Juanjo Olalla

Personal information
- Full name: Juan José Olalla Fernández
- Date of birth: 13 January 1980 (age 45)
- Place of birth: Madrid, Spain
- Height: 1.82 m (6 ft 0 in)
- Position(s): Defender

Youth career
- Real Madrid

Senior career*
- Years: Team / Apps / (Gls)
- 2000–2005: Real Madrid B / 99 / (0)
- 2003–2005: Real Madrid / 0 / (0)
- 2004–2005: → Lleida (loan) / 12 / (0)
- 2005–2006: Rayo Vallecano / 33 / (0)
- 2006–2007: Figueres / 17 / (1)
- 2007–2008: Castelldefels / 31 / (1)
- 2008–2009: Ibiza-Eivissa / 14 / (0)
- 2011–2012: Puerta Bonita
- 2012–2013: Carabanchel / 1+ / (0+)
- 2013–2014: Torrelodones
- 2015: Collado Villalba
- 2016–2017: Las Rozas
- 2017–2020: Aravaca / 55+ / (5+)
- 2020–2021: Collado Villalba

= Juanjo Olalla =

Spanish footballer

Juan José Olalla Fernández (born 13 January 1980) is a former Spanish professional footballer who played as a defender.

==Career==
Born in Madrid, Olalla finished his youth career with Real Madrid CF, making his senior debut in the 2000–01 season with the reserves in Segunda División B. On 6 November 2002, he made his main-squad and Copa del Rey debut, coming on as a substitute of Santiago Solari in a 4–0 away win against Real Oviedo.

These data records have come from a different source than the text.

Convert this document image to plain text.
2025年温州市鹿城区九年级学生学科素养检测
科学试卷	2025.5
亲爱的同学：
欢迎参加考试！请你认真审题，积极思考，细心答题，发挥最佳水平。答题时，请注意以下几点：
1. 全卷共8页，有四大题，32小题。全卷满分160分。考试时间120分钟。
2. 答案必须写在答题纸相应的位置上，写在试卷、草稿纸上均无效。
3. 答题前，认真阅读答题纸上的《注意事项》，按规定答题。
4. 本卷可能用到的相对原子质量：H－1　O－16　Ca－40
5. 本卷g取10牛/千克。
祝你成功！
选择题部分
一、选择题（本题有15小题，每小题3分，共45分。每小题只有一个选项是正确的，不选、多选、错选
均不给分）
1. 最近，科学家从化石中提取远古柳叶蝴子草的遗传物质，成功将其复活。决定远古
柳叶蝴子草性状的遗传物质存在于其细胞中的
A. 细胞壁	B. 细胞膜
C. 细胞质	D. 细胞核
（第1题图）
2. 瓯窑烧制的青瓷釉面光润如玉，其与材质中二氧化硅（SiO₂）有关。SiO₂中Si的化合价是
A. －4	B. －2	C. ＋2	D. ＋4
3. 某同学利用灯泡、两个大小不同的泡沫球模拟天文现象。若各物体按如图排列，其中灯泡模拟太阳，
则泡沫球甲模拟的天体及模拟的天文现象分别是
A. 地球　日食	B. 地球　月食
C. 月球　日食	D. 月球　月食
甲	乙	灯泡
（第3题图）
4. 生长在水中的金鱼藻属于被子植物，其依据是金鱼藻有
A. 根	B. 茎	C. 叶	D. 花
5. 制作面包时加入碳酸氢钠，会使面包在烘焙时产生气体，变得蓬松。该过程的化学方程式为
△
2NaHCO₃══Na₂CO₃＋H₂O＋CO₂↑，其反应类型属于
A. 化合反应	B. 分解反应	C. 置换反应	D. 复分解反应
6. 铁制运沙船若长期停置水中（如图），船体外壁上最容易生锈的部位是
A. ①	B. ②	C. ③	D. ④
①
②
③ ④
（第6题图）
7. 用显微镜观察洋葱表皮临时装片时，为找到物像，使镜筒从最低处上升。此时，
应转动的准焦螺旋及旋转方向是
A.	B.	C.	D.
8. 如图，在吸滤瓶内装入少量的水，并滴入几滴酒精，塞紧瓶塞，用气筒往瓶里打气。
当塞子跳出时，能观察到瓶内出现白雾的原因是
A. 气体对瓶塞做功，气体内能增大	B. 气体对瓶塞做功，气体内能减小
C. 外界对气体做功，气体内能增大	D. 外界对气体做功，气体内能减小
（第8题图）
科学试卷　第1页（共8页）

He was choiced from Real Madrid B by Carlos Queiroz for main team 2003–04 Champions League campaign, but did not play a single match in this tournament. On 2004-05 season, Olalla was loaned to UE Lleida of the second division. Olalla made his Segunda División debut on 27 February 2005 as a starting central defender against Polideportivo Ejido.

Since the 2005-06 season Olalla played at a third level of Spanish football system and below. His last team was CU Collado Villalba, for which he played in the 2020-21 season.